TITLE: Mahler Symphony No. 6, Orchestra of Opera North

VENUE: Huddersfield Town HallBY: CHRIS ROBINS

CONDUCTOR Jac van Steen, who always does electrifying work with the Opera North Orchestra, paired two symphonies from the beginning and end of the Viennese tradition – Haydn’s 44th from the 1770s and Mahler’s 6th from the 1900s.

Both cover angst and despair, Haydn in 20 minutes and Mahler in 90.

Both are driven by inexorable rhythms. Both have slow movements placed third in their four-movement schemes, rather than the usual second. Both have hammer blows in their final movements – Haydn’s delivered by strings and Mahler’s by percussion.

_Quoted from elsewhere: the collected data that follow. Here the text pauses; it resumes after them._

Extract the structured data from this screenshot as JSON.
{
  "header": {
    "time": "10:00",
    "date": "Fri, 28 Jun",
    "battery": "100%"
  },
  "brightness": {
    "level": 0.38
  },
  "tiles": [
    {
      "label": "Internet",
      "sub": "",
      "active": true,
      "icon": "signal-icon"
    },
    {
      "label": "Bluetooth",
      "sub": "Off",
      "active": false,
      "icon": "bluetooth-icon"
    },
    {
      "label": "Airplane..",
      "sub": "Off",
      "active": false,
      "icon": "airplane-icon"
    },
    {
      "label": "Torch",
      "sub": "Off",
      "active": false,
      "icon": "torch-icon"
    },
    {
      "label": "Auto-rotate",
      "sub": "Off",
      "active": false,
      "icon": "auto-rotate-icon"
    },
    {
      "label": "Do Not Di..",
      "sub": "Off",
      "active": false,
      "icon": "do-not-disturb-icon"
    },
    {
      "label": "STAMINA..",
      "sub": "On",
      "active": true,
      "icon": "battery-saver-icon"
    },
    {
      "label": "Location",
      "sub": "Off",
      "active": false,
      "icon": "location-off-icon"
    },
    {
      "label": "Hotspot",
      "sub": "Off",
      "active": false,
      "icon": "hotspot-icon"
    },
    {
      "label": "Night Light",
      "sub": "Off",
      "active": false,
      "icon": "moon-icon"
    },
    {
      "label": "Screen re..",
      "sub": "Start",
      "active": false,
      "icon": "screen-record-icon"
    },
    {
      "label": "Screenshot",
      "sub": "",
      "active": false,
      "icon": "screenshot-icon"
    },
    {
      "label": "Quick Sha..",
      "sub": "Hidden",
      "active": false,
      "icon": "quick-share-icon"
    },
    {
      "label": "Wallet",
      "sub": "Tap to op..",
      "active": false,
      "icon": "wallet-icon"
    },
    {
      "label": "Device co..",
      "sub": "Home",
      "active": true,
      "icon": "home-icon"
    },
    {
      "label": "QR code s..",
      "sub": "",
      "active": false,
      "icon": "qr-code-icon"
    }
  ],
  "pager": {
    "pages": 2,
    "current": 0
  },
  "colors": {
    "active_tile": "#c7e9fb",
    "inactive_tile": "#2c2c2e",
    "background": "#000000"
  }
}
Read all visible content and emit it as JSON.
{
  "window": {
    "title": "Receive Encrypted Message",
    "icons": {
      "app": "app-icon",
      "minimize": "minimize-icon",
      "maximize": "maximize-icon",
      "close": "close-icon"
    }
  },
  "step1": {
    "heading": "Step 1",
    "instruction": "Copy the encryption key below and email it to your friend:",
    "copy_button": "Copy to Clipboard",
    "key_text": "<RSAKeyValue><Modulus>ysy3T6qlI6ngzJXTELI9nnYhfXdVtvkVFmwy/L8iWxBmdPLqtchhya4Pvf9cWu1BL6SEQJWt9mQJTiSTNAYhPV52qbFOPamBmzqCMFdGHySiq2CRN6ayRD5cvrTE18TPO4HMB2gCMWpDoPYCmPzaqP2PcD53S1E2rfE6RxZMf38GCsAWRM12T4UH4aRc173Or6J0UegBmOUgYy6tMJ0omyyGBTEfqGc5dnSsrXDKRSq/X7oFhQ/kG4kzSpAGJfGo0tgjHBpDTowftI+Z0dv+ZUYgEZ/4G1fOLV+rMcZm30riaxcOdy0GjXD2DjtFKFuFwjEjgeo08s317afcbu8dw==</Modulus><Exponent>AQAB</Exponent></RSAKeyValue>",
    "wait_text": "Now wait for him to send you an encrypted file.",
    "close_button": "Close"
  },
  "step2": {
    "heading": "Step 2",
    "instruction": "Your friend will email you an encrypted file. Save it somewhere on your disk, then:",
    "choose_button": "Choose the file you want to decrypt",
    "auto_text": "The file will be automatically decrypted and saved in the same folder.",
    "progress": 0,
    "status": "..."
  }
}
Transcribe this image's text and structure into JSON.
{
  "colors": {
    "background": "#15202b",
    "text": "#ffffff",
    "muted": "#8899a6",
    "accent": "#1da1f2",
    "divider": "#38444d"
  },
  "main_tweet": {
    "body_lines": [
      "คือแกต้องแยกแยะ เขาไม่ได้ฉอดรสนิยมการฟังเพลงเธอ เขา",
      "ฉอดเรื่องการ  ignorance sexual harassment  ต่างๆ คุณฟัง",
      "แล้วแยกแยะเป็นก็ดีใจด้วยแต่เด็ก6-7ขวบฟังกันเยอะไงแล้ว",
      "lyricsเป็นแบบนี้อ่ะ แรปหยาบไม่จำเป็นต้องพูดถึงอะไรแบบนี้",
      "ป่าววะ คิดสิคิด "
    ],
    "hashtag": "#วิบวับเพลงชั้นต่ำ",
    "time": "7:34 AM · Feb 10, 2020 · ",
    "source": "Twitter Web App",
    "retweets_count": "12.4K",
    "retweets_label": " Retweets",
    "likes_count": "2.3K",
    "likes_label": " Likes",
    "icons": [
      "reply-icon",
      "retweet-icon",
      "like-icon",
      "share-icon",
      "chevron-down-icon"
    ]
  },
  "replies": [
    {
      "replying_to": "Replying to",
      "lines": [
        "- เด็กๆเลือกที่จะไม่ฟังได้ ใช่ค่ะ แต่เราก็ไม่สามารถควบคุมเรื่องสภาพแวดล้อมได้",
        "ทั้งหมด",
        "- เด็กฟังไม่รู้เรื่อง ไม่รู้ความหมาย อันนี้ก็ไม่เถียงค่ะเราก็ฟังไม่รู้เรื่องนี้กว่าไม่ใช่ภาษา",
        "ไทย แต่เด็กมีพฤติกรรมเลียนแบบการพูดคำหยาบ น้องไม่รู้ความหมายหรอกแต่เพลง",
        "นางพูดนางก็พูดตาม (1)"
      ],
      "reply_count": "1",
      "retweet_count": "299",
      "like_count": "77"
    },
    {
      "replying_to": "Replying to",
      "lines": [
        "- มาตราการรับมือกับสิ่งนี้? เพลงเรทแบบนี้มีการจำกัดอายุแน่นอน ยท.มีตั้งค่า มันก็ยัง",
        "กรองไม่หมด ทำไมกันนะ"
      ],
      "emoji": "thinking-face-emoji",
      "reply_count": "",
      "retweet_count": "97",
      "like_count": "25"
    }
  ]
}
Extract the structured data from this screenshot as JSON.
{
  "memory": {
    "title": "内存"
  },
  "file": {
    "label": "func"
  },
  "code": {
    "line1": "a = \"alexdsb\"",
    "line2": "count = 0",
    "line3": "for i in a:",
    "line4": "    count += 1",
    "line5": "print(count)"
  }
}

I know it is heresy to say so, but I think the Haydn is the better piece.

Jac van Steen played it with gravitas and uncompromisingly quick tempos, its intense first movement relentlessly searing.

It is extraordinary how Mahler is always a ‘special occasion’ for concert audiences these days. Perhaps it is his sheer gigantism – this was the largest orchestra Opera North have ever fielded in Huddersfield – or perhaps it is the required feats of virtuosity, which were all performed excellently here.

Certainly, the end of the 6th Symphony was greeted by a large audience with storms of applause and whoops of emotion.

The 6th Symphony has a harder edge and is more intense and less romantically nostalgic than Mahler’s others.

It is, arguably, the last in which he had anything much to say.

Jac van Steen kept it tightly controlled and compressed, taut as a bowstring, its military marches and café tunes the nightmarish distortions Mahler intended, and its ambiguities superbly presented.